Capability is built through use, not instruction. In new product development, experimentations are critical, and AI can dramatically reduce the time they take (going from months to minutes!) (Marion et al., 2025). Employees learn by iterating, testing outputs, and refining inputs. Over time, this creates a kind of practical intuition that cannot be taught in a classroom.
At the same time, AI capability is not purely a technical skill. Research on knowledge integration (Pavlou & El Sawy, 2006) shows that value emerges when technical expertise and domain knowledge are combined. AI specialists may understand the tools, but business teams understand the problems. Capability develops when these perspectives come together, not when they operate in isolation.
Finally, capability does not depend on people alone. Even highly skilled employees cannot create value without the right infrastructure. Access to high-quality data, usable tools, and integrated systems is what allows individual skills to translate into actual outcomes.
Taken together, these findings point to a broader conclusion. AI capability is not built through isolated training programs or technology investments. It emerges from the interaction between learning, experience, collaboration, and infrastructure.
Firms that understand this do not just adopt AI faster, but learn how to use it better.
References:
Chakravarty, A., Grewal, R., & Sambamurthy, V. (2013). Information technology competencies, organizational agility, and firm performance: Enabling and facilitating roles. Information systems research, 24(4), 976-997.
Chen, A., Wang, Y., Lu, Y., & Liu, Y. (2026). Turning skepticism into engagement: understanding high-skilled users' acceptance of AI translation. Industrial Management & Data Systems, 1-23.
Marion, T., Yuan, C., & Moghaddam, M. (2025). Integrating AI into the Front End of New Product Development: A Case Comparison of Traditional and Augmented Processes. Research-Technology Management, 68(2), 10-22.
Meier, H., Heidenreich, S., Jordanow, S., & Kraemer, T. (2026). From spark to launch–An empirical study of how AI shapes organizational innovation capability across new product development stages. Industrial Marketing Management, 134, 246-262.

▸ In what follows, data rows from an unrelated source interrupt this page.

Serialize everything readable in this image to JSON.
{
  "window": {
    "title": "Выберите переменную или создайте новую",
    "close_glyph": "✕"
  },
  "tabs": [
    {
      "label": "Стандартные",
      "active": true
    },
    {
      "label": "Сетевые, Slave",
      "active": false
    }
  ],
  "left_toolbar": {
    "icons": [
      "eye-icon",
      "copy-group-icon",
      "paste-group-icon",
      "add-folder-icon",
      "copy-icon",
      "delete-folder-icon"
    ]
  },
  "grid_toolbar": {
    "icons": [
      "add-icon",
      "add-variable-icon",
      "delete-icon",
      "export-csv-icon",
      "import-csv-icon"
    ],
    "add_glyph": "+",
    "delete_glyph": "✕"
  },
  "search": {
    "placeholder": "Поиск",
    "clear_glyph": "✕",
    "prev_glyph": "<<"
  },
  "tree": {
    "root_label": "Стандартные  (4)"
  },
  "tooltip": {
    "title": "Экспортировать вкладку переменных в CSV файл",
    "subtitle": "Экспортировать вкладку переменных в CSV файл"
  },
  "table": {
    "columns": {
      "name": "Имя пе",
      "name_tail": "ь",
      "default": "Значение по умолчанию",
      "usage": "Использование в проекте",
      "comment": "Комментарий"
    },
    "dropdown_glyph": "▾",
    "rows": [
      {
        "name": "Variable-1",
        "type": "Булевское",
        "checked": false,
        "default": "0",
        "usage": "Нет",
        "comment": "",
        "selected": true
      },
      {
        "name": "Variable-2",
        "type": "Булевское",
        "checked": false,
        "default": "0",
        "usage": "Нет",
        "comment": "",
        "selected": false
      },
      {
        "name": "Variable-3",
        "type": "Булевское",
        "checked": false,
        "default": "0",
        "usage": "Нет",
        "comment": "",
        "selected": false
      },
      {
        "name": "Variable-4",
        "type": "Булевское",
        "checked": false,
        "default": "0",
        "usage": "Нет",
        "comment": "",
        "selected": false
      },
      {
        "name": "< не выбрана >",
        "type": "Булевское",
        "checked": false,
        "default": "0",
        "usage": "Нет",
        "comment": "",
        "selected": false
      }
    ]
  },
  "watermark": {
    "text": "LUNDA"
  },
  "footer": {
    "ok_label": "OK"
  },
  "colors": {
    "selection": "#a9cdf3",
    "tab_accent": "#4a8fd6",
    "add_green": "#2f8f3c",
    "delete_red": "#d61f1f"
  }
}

Mikalef, P., & Gupta, M. (2021). Artificial intelligence capability: Conceptualization, measurement calibration, and empirical study on its impact on organizational creativity and firm performance. Information & management, 58(3), 103434.
Pavlou, P. A., & El Sawy, O. A. (2006). From IT leveraging competence to competitive advantage in turbulent environments: The case of new product development. Information systems research, 17(3), 198-227.